The Hidden Life of Trees: What They Feel, How They Communicate—Discoveries from a Secret World

Wohlleben claims that trees’ “water transport” has been under researched for decades since many scientists offer “simplistic explanations” of this seemingly straightforward phenomenon. The author then examines capillary action, transpiration, and osmosis, the three ways trees can move water from their roots to their branches.

In capillary action, trees’ narrow roots help water “rise against gravity” (56). However, even in very narrow roots this phenomenon could only propel the water three feet high. The author then explains that transpiration, when the tree exhales moisture through its leaves or needles, also helps transport water by creating suction that draws water up from its roots. Finally osmosis helps move water in trees’ leaves and roots, because the water will naturally flow to more sugary neighbor cells.

Here Wohlleben examines a mystery in trees’ movement of water. He observes that trees’ water pressure peaks in the spring, noting that by applying a stethoscope to a tree’s trunk you can even hear the water moving upwards. However, the forceful movement of water at this time of year has not been fully explained. The author rules out transpiration since deciduous trees do not yet have leaves and cannot transpire, and capillary action only moves the water three feet. Osmosis would also not be responsible, since it is only effective in the tree’s leaves and roots. The author admits that scientists know little about this phenomenon, but shares that researchers listened to trees’ trunks and heard a “soft murmur” at night, when trees are very full of water. They attributed these murmurs to the presence of carbon dioxide bubbles in the trunk’s water transport tubes. Wohlleben ends this chapter by concluding that scientists may have to completely rewrite their theories of trees’ water transport once more research is conducted.

In this chapter, Wohlleben focuses on tree bark. He begins by explaining how, just like human skin, bark holds in its fluids and other contents, blocks harmful pathogens from entering its system, and lets out and absorbs moisture and gasses from the air.

The author furthers this explanation by noting that just as humans shed skin cells and grow new ones, trees also shed their bark and continually repair and expand it. Some species flake more than others, and as they age trees’ bark develops wrinkles as well. Wohlleben writes that all trees begin their lives with smooth bark which then wrinkles over time, beginning from the bottom of the trunk. The author notes that birch trees, oak trees, pine trees and Douglas fir trees wrinkle quite young, while silver firs and beech trees remain smooth for longer. He shares that the UV radiation from sunlight can cause trees to wrinkle more substantially, similar to its effect on human skin. Because these wrinkles are a natural and predictable aspect of trees’ aging process, observing bark is another way to determine age. Wohlleben concludes his survey of bark by revealing that it can also be affected by certain pests and diseases, such as bark flies or bacteria.

The author then informs the reader about old trees’ unique contributions to the forest. He cites a study by Dr. Zoe Lindo who examined old growth Sitka spruce trees in British Columbia that were over 500 years old. She found that over these trees’ mossy branches had been colonized by blue-green algae, which absorbed nitrogen from the air.

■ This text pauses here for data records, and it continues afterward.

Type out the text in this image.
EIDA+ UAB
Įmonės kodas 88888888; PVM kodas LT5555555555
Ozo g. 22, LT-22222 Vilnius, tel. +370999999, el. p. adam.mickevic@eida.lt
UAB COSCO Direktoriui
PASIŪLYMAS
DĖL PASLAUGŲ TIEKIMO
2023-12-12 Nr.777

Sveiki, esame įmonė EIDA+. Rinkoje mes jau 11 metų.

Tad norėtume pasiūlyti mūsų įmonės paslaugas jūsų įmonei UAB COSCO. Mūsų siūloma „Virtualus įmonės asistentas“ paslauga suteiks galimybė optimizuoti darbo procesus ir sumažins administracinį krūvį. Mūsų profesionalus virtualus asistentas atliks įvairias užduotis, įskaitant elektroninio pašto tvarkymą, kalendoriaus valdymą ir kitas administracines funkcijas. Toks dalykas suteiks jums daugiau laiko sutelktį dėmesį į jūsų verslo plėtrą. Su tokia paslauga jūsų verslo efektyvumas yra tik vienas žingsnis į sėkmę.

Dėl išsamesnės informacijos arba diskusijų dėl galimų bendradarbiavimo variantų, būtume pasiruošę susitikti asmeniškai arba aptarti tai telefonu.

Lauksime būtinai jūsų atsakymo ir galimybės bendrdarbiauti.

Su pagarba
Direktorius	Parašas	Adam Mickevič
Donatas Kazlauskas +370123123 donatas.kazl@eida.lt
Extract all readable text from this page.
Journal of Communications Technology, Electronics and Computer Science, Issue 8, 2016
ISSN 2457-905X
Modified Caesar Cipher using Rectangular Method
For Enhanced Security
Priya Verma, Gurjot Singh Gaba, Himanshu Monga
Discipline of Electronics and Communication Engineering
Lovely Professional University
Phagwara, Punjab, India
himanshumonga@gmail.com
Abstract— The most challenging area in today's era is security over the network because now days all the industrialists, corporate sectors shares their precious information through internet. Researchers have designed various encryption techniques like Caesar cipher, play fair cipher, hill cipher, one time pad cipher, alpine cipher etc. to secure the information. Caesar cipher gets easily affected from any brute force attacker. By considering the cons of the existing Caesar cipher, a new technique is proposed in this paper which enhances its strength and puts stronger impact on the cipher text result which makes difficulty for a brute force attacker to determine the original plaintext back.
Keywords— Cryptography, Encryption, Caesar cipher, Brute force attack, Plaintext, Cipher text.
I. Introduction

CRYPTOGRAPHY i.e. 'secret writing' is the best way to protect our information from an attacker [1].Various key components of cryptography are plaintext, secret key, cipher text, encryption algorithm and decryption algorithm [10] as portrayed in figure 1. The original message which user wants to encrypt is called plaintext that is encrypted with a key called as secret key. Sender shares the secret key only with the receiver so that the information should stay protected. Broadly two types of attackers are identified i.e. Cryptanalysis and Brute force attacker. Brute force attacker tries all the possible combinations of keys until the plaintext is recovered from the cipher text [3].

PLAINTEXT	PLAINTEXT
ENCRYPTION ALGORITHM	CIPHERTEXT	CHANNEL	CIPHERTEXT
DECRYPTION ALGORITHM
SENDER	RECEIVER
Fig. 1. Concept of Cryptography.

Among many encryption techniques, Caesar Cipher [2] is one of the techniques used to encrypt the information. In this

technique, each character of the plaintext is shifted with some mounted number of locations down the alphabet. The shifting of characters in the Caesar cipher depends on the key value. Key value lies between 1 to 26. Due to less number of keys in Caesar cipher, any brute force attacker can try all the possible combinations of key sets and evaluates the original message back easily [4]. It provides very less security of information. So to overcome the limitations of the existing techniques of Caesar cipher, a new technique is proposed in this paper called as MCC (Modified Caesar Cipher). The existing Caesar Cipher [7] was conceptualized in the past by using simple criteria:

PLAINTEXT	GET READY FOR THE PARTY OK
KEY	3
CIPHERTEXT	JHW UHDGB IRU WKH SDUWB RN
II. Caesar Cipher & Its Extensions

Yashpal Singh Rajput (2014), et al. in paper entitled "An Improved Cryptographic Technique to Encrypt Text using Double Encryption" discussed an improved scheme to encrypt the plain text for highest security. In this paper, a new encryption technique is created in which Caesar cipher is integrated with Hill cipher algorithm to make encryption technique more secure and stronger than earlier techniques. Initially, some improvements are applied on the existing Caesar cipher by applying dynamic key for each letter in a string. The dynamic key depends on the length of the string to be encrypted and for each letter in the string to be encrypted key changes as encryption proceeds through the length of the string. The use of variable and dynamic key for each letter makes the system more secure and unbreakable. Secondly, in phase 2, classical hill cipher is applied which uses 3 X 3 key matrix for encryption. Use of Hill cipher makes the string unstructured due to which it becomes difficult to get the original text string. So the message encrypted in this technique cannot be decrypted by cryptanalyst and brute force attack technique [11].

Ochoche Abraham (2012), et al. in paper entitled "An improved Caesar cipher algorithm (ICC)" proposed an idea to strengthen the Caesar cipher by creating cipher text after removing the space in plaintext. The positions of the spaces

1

When rainfall caused this nitrogen to fall to the soil, it fertilized the roots of these old trees and the younger trees around them.

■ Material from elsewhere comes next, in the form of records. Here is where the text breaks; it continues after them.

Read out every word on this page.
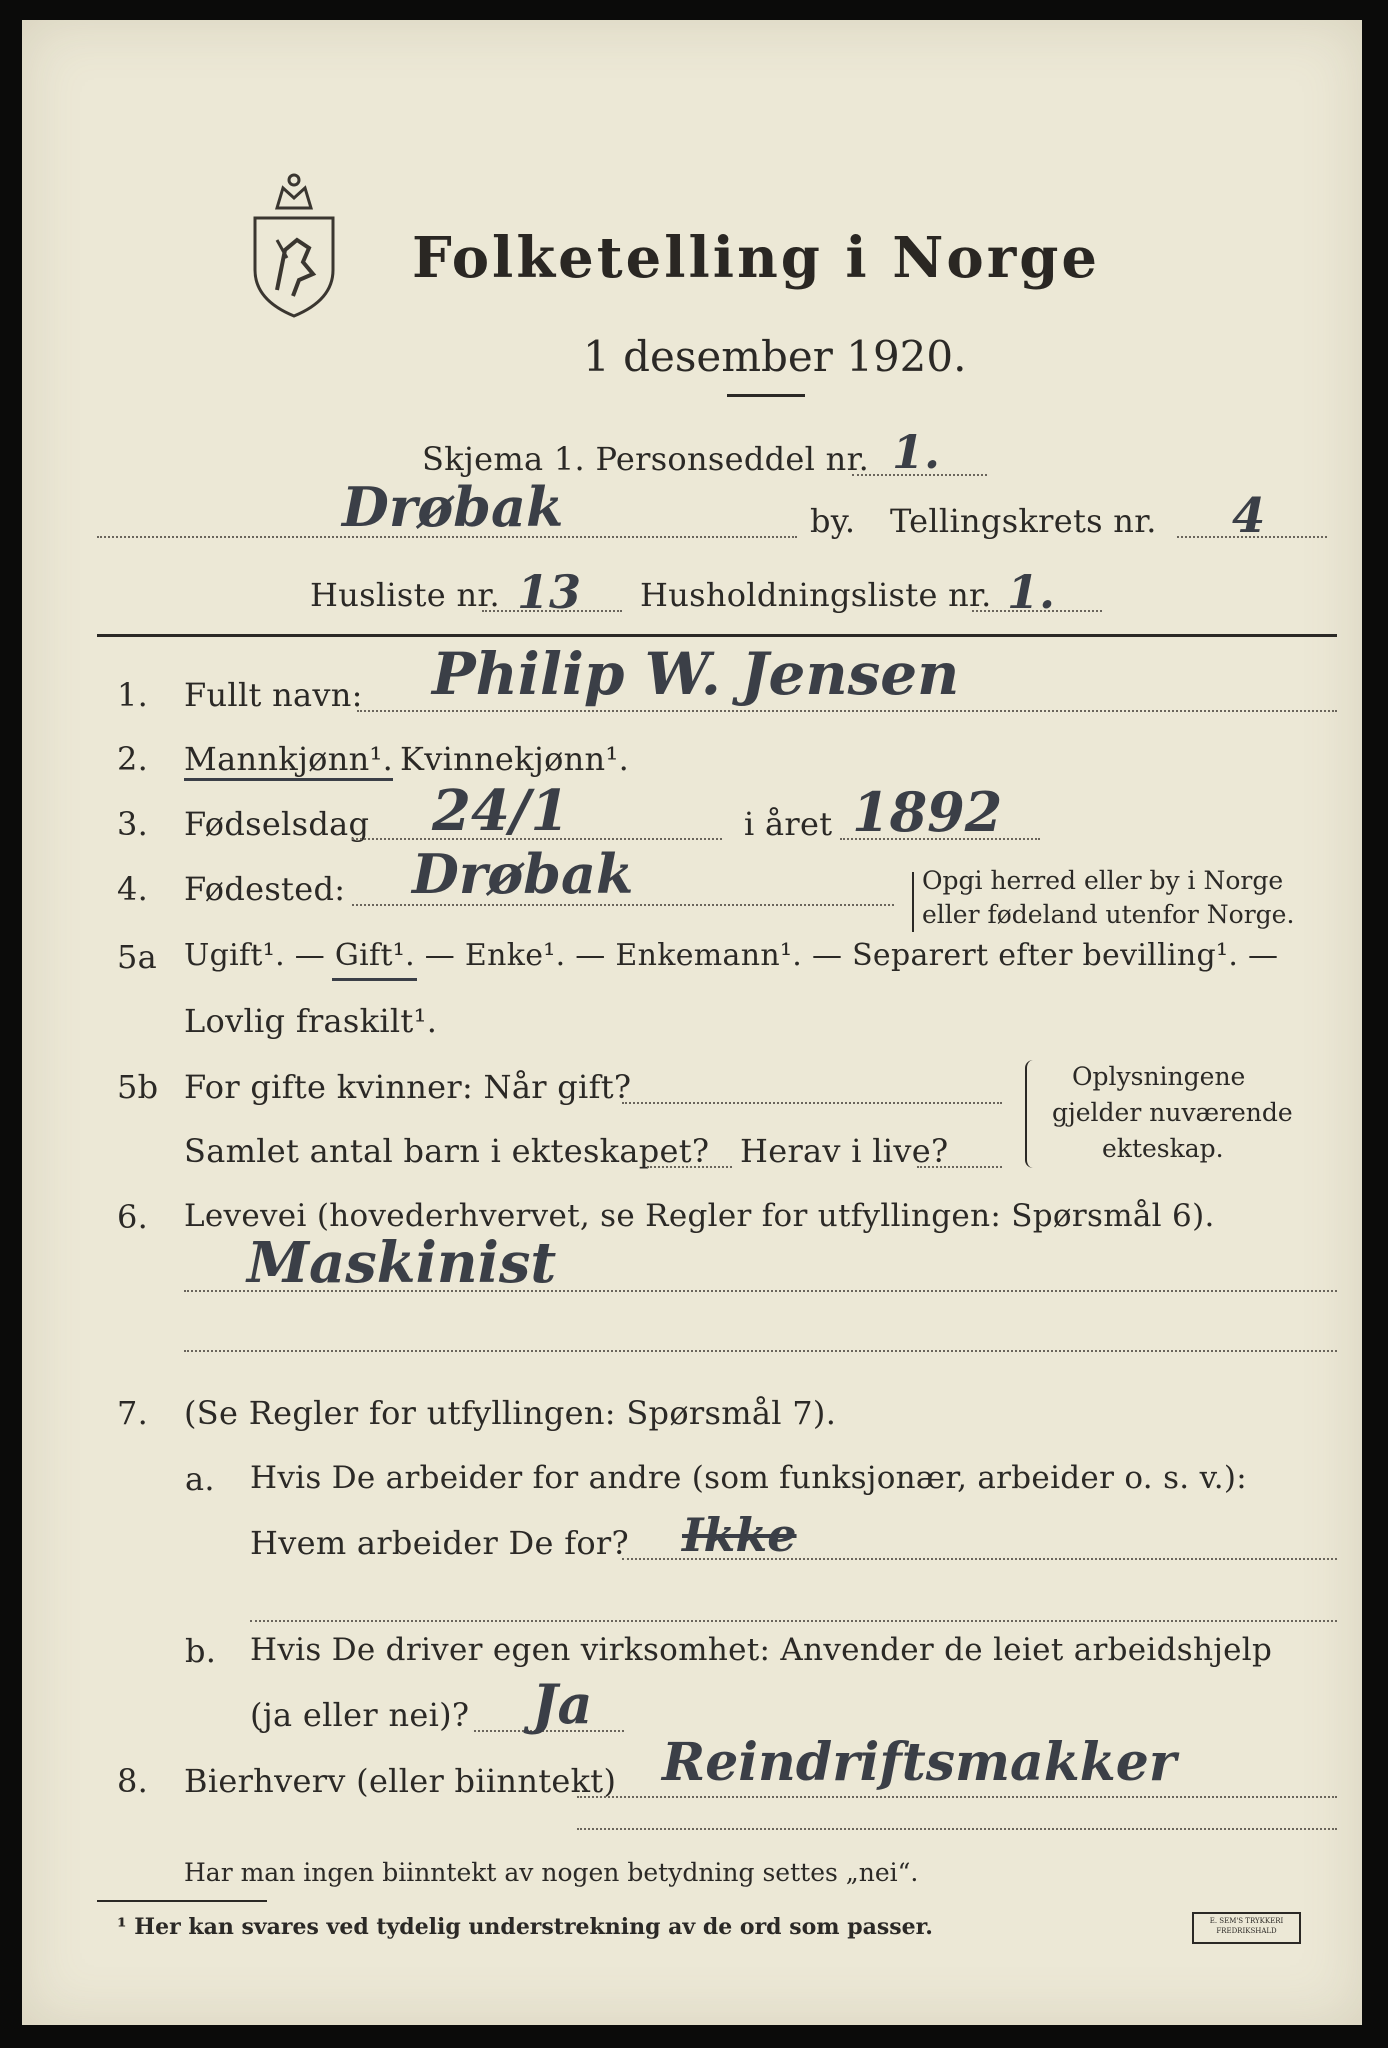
Folketelling i Norge
1 desember 1920.
Skjema 1. Personseddel nr. 1.
Drøbak	by. Tellingskrets nr. 4
Husliste nr. 13 Husholdningsliste nr. 1.
1. Fullt navn: Philip W. Jensen
2. Mannkjønn¹. Kvinnekjønn¹.
3. Fødselsdag 24/1	i året 1892
4. Fødested: Drøbak	Opgi herred eller by i Norge
eller fødeland utenfor Norge.
5a Ugift¹. — Gift¹. — Enke¹. — Enkemann¹. — Separert efter bevilling¹. —
Lovlig fraskilt¹.
5b For gifte kvinner: Når gift?
Samlet antal barn i ekteskapet? Herav i live?
Oplysningene
gjelder nuværende
ekteskap.
6. Levevei (hovederhvervet, se Regler for utfyllingen: Spørsmål 6).
Maskinist
7. (Se Regler for utfyllingen: Spørsmål 7).
a. Hvis De arbeider for andre (som funksjonær, arbeider o. s. v.):
Hvem arbeider De for? Ikke
b. Hvis De driver egen virksomhet: Anvender de leiet arbeidshjelp
(ja eller nei)? Ja
8. Bierhverv (eller biinntekt) Reindriftsmakker
Har man ingen biinntekt av nogen betydning settes „nei“.
¹ Her kan svares ved tydelig understrekning av de ord som passer.	E. SEM'S TRYKKERI
FREDRIKSHALD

According to Wohlleben once a tree has reached a certain age, which could vary from one hundred to three hundred years depending on the species, its new growth is extremely short. Old trees also stop growing in height and only expand in width. As they reach the end of their lives they cannot maintain their outermost twigs, which become brittle and are swept away by the winds, followed by the rest of their branches. Wohlleben explains that after parasitic fungi have successfully invaded these open wounds, it will consume the tree’s stored sugar or even its cellulose and lignin. Eventually, this weakened structure will collapse, though the author hints that even dead trees will remain a productive part of the forest ecosystem for hundreds more years.

While trees are capable of cooperation, some will compete and try to weaken their neighbors. Beech trees in central Europe will “harass other species, such as oak, to such an extent that they weaken” (68). Because Beech trees are dominant in central European forests, their seedlings sometimes encroach upon an oak’s growing space, slowly crowding it out and claiming its spot in the sunlight. Panicked, the oak then sprouts new shoots and leaves at the bottom of its trunk, trying to create more opportunities for photosynthesis. This doomed strategy leads Wohlleben to ask if the oak—considered to be possess great strength—is a “wimp”?

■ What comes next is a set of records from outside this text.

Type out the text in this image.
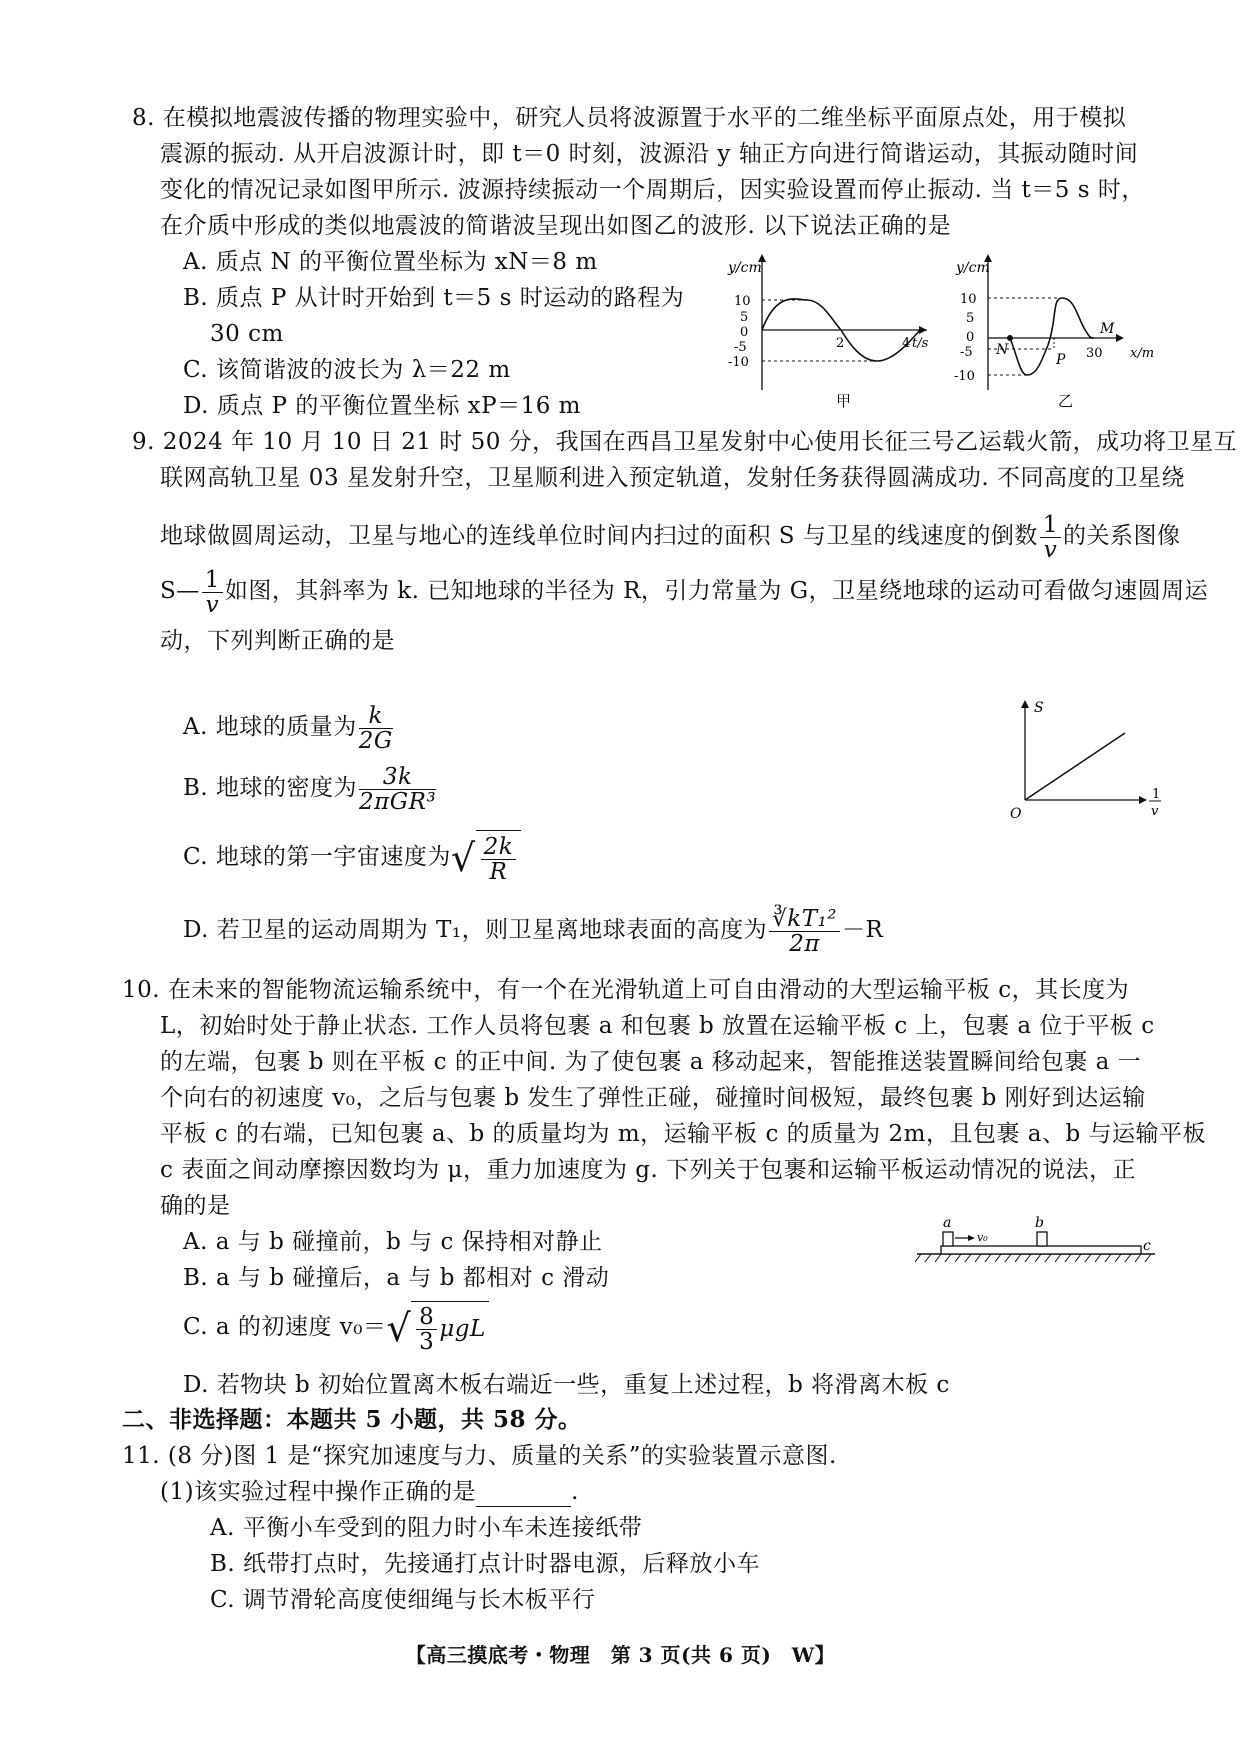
8. 在模拟地震波传播的物理实验中，研究人员将波源置于水平的二维坐标平面原点处，用于模拟
震源的振动. 从开启波源计时，即 t＝0 时刻，波源沿 y 轴正方向进行简谐运动，其振动随时间
变化的情况记录如图甲所示. 波源持续振动一个周期后，因实验设置而停止振动. 当 t＝5 s 时，
在介质中形成的类似地震波的简谐波呈现出如图乙的波形. 以下说法正确的是
A. 质点 N 的平衡位置坐标为 xN＝8 m
B. 质点 P 从计时开始到 t＝5 s 时运动的路程为
30 cm
C. 该简谐波的波长为 λ＝22 m
D. 质点 P 的平衡位置坐标 xP＝16 m
y/cm
10
5
0
-5
-10
2	4 t/s
甲
y/cm
10
5
0
-5
-10
N
P
M
30 x/m
乙
9. 2024 年 10 月 10 日 21 时 50 分，我国在西昌卫星发射中心使用长征三号乙运载火箭，成功将卫星互
联网高轨卫星 03 星发射升空，卫星顺利进入预定轨道，发射任务获得圆满成功. 不同高度的卫星绕
地球做圆周运动，卫星与地心的连线单位时间内扫过的面积 S 与卫星的线速度的倒数 $\frac{1}{v}$ 的关系图像
S— $\frac{1}{v}$ 如图，其斜率为 k. 已知地球的半径为 R，引力常量为 G，卫星绕地球的运动可看做匀速圆周运
动，下列判断正确的是
A. 地球的质量为 $\frac{k}{2G}$
B. 地球的密度为 $\frac{3k}{\text{2πGR³}}$
C. 地球的第一宇宙速度为√ $\frac{2k}{R}$
D. 若卫星的运动周期为 T₁，则卫星离地球表面的高度为 $\frac{\text{∛kT₁²}}{2\pi} -R$
S
O
1
v
10. 在未来的智能物流运输系统中，有一个在光滑轨道上可自由滑动的大型运输平板 c，其长度为
L，初始时处于静止状态. 工作人员将包裹 a 和包裹 b 放置在运输平板 c 上，包裹 a 位于平板 c
的左端，包裹 b 则在平板 c 的正中间. 为了使包裹 a 移动起来，智能推送装置瞬间给包裹 a 一
个向右的初速度 v₀，之后与包裹 b 发生了弹性正碰，碰撞时间极短，最终包裹 b 刚好到达运输
平板 c 的右端，已知包裹 a、b 的质量均为 m，运输平板 c 的质量为 2m，且包裹 a、b 与运输平板
c 表面之间动摩擦因数均为 μ，重力加速度为 g. 下列关于包裹和运输平板运动情况的说法，正
确的是
A. a 与 b 碰撞前，b 与 c 保持相对静止
B. a 与 b 碰撞后，a 与 b 都相对 c 滑动
C. a 的初速度 $v_0=√ \frac{8}{3}$ μgL
D. 若物块 b 初始位置离木板右端近一些，重复上述过程，b 将滑离木板 c
a	b
c
v₀
二、非选择题：本题共 5 小题，共 58 分。
11. (8 分)图 1 是“探究加速度与力、质量的关系”的实验装置示意图.
(1)该实验过程中操作正确的是	.
A. 平衡小车受到的阻力时小车未连接纸带
B. 纸带打点时，先接通打点计时器电源，后释放小车
C. 调节滑轮高度使细绳与长木板平行
【高三摸底考・物理　第 3 页(共 6 页)　W】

The author transitions to examining Oak trees’ incredible strength and resilience when they grow away from such tough competition. He notes that while beech trees can live only a couple hundred years in isolation, the resilient oak can live for over five hundred years. They can also recuperate from storm damage because of their tannins, which repel the harmful bacteria and fungi that try to invade their exposed wood. Oaks can even regrow branches that were torn away by storms. Wohlleben shares that in the forest he manages, oaks prove their resilience by growing in the most deprived conditions.